The Client has several C/C++ programmers in their team and they trained many of them to use CUDA. Their code used CUDA to speed up a calculation using Monte Carlo methods to analyze various scenarios in their hedge-fund projection system (HPS). The major portion of their calculations was carried out on independent policies and thus the entire process was ideal for parallel programming (no communication bottlenecks).
The CPU code was slow and this was holding them back. Because the code took the entire night to run, they were not able to run several different scenarios and take corrective action based on the results of the code. The primary reason to move to GPUs was to speed up the calculations.

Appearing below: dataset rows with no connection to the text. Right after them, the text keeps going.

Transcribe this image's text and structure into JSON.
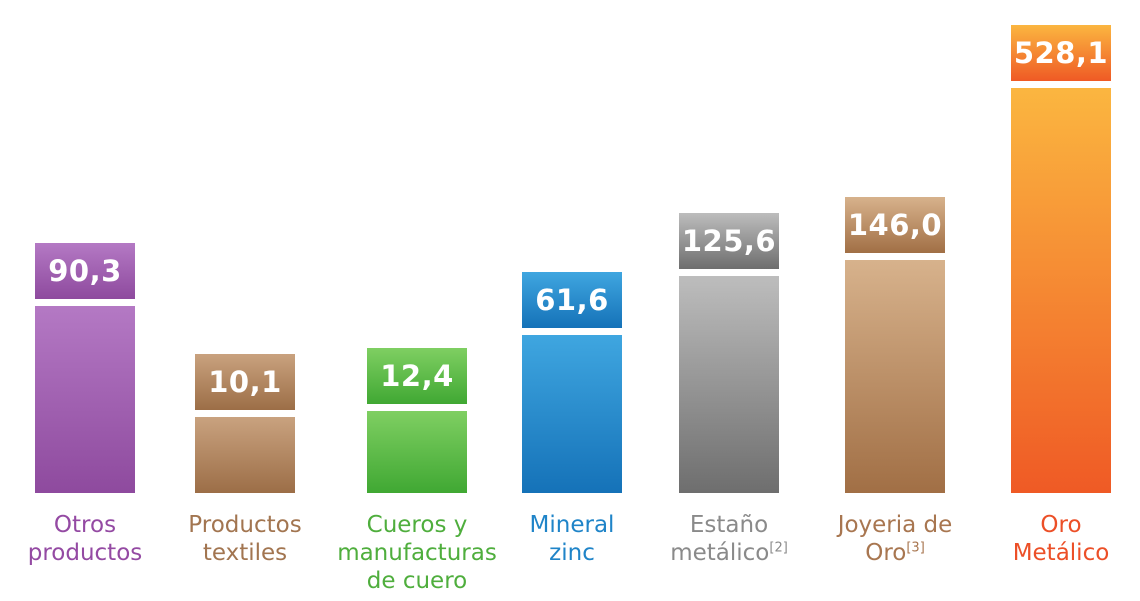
{
  "chart_data": {
    "type": "bar",
    "categories": [
      {
        "lines": [
          "Otros",
          "productos"
        ],
        "sup": ""
      },
      {
        "lines": [
          "Productos",
          "textiles"
        ],
        "sup": ""
      },
      {
        "lines": [
          "Cueros y",
          "manufacturas",
          "de cuero"
        ],
        "sup": ""
      },
      {
        "lines": [
          "Mineral",
          "zinc"
        ],
        "sup": ""
      },
      {
        "lines": [
          "Estaño",
          "metálico"
        ],
        "sup": "[2]"
      },
      {
        "lines": [
          "Joyeria de",
          "Oro"
        ],
        "sup": "[3]"
      },
      {
        "lines": [
          "Oro",
          "Metálico"
        ],
        "sup": ""
      }
    ],
    "values": [
      90.3,
      10.1,
      12.4,
      61.6,
      125.6,
      146.0,
      528.1
    ],
    "value_labels": [
      "90,3",
      "10,1",
      "12,4",
      "61,6",
      "125,6",
      "146,0",
      "528,1"
    ],
    "colors": [
      {
        "top": "#b479c4",
        "bottom": "#8e4a9e",
        "label": "#944aa3"
      },
      {
        "top": "#c9a27f",
        "bottom": "#9c6e47",
        "label": "#a27550"
      },
      {
        "top": "#7fcf62",
        "bottom": "#40a833",
        "label": "#4fae3d"
      },
      {
        "top": "#3fa6e0",
        "bottom": "#1572b8",
        "label": "#1f84c8"
      },
      {
        "top": "#bdbdbd",
        "bottom": "#6e6e6e",
        "label": "#8a8a8a"
      },
      {
        "top": "#d7b28c",
        "bottom": "#a16f45",
        "label": "#a87650"
      },
      {
        "top": "#fbb640",
        "bottom": "#ef5a25",
        "label": "#ec4f27"
      }
    ],
    "scale_note": "bar heights are not proportional; Oro Metálico bar is truncated"
  }
}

The Client invested heavily into building CPU+GPU clusters relying on AMAX. They had the code running on four compute nodes, with four GPUs on each node. Each GPU was an NVIDIA K20X. The code ran on 16 GPUs. They were in the process of installing an even bigger system, with 64 total GPUs.
Our initial plan was adjusted as the project progressed, and we identified key areas that needed improvement. The first couple of weeks were somewhat tricky because we were not able to get a working version of the codebase that was representative of the code they were actually running. This was because the code was in a very active state of development and integration on their side.
We made several suggestions to improve the efficiency of the codebase, but most of these were minor improvements. There were two levels of parallelism in the code—at the kernel level (GPU CUDA code) and the cluster level (MPI). One of the really useful suggestions we made was relevant at the MPI level, where we suggested they organize their policies in a random manner to distribute the computing load in a more uniform manner. This led to a major efficiency increase. This suggestion was immediately implemented by their engineers. Another useful contribution we made was to stress-test their code to get an estimate of how many more policies they could handle. This was really simple to do but was a big hit within the company.
At the beginning of the project, we were unable to access a working version of their code. Additionally, we were not able to access their machines from our laptops. Both of these challenges were overcome in the following week and no significant adjustments to the original plan were required.
The final deliverable consisted of a detailed technical report covering six modules of our assessment of the Client's HPS, including the following system reviews: code base, performance and optimization, fault tolerance, scalability, compatibility with emerging CUDA trends, and disaster recovery. We also delivered an executive summary of our findings suitable for higher management.
The Client had already developed the code base for their HPS. They engaged ArrayFire to obtain an expert assessment of their work and to get a "stamp of approval" that the code will work as intended and is of sufficiently good quality. We successfully delivered on all objectives. Our assessment and findings were fully documented in nearly 100 pages of detailed technical reports and slide modules. These contained a wealth of significant benchmarks and visuals related to the code base and our assessment of their HPS.
The Client was extremely satisfied with our input and suggestions. We met or exceeded their expectations in all project objectives and deliverables.